Have a friend in Edmonton, Alberta, who operates a charming little jewelery business called Lilac Lane (check out her page on Facebook). Her summer collection featured a little necklace with a pendant inscribed “Keep Calm and Carry On.” This motto, utilized by the British government in 1939 to raise morale during WWII, is beginning to be a creed of mine. (I had to have the necklace, and it arrived in the mail today – hence this post.)
Think about how our society glorifies “drama queens” and “divas.” The paraphernalia inscribed with those titles could (and should) fill more than one landfill. Since when have we been taught that it is womanly to overreact and whine and pitch fits when things don’t go the way we want them?
What about when we’re not having tantrums over things not going our way, but just being bowled over by life? Have you seen someone get completely carried away into drama over something that is not even happening to them? I’m not talking about compassion or empathy here – I’m talking about histrionics – deliberate displays of emotion simply to draw attention to oneself . It is SOOO unbecoming!
This saying reminds me of the disciples’ drama over the tempest that blew up on the Sea of Galilee while Jesus was asleep. Matthew 8:25 says,
“And his disciples came to him and awoke him, saying, Lord save us: we perish. And he saith unto them, Why are ye fearful, O ye of little faith?
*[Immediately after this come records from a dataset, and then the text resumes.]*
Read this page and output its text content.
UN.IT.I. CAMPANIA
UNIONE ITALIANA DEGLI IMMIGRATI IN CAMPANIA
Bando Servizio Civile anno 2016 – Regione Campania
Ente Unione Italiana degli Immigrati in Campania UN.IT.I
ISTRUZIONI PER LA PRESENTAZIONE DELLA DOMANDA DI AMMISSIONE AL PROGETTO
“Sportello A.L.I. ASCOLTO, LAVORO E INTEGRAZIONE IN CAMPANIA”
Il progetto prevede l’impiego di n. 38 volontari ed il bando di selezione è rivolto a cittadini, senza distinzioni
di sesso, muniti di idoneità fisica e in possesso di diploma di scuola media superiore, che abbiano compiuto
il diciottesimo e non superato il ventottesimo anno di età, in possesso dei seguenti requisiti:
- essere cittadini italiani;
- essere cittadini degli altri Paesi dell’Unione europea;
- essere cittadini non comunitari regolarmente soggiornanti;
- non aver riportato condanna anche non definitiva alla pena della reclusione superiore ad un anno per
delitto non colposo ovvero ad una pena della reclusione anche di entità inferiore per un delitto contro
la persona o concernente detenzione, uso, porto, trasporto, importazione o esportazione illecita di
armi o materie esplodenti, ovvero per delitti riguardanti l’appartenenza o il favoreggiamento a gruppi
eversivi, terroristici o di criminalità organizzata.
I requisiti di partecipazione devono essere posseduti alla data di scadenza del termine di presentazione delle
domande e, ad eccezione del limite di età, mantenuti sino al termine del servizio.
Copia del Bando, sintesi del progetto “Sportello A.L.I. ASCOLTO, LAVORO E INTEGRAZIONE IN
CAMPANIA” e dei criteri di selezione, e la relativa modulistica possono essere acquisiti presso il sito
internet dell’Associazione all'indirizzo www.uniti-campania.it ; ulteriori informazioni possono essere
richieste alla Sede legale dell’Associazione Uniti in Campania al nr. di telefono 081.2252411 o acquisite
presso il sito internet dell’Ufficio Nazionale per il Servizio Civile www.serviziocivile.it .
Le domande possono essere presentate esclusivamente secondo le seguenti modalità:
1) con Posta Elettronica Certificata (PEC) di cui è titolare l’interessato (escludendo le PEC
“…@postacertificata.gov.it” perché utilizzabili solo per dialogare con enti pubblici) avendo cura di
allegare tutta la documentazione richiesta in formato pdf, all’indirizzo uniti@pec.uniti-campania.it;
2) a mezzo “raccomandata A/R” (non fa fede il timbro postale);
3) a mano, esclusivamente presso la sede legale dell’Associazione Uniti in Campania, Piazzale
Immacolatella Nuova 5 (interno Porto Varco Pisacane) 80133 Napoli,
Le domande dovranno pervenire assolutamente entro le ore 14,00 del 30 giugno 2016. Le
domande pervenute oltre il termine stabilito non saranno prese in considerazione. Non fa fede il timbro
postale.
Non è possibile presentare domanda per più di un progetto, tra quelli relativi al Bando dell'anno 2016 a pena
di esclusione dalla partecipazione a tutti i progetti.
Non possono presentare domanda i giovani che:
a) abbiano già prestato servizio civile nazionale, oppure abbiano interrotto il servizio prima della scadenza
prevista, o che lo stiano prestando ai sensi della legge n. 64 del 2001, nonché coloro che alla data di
Then he arose, and rebuked the winds and the sea; and there was a great calm.” When I read about Jesus and the disciples, it seems like they were often fretting about something – who was going to be the greatest, who healed whom, how the money should be spent, or the fact that Jesus was surrounded by children or unsavory women…and Jesus spent a great portion of his time calming them and the other people around him.
How can we say we have Him with us, while acting all the while as though He is not?
Now, I realize that some people are more easily overwhelmed than others, and that everyone has different coping skills. That’s fine. I understand that. Nor am I professing that I never struggle to be calm. (Why else do you think I bought the necklace! I need the reminder, too!) But when drama over an issue totally eclipses coping and surrendering it by faith to the Lord we claim to trust, we have a problem. It is neither womanly nor dignified. A childish lack of coping skills are what I expect from children, not women who have been through a few things and claim to walk with the Lord. The drama does not become you, ladies. You bring only negative attention to yourself and shame to your testimony. Please, keep calm and carry on!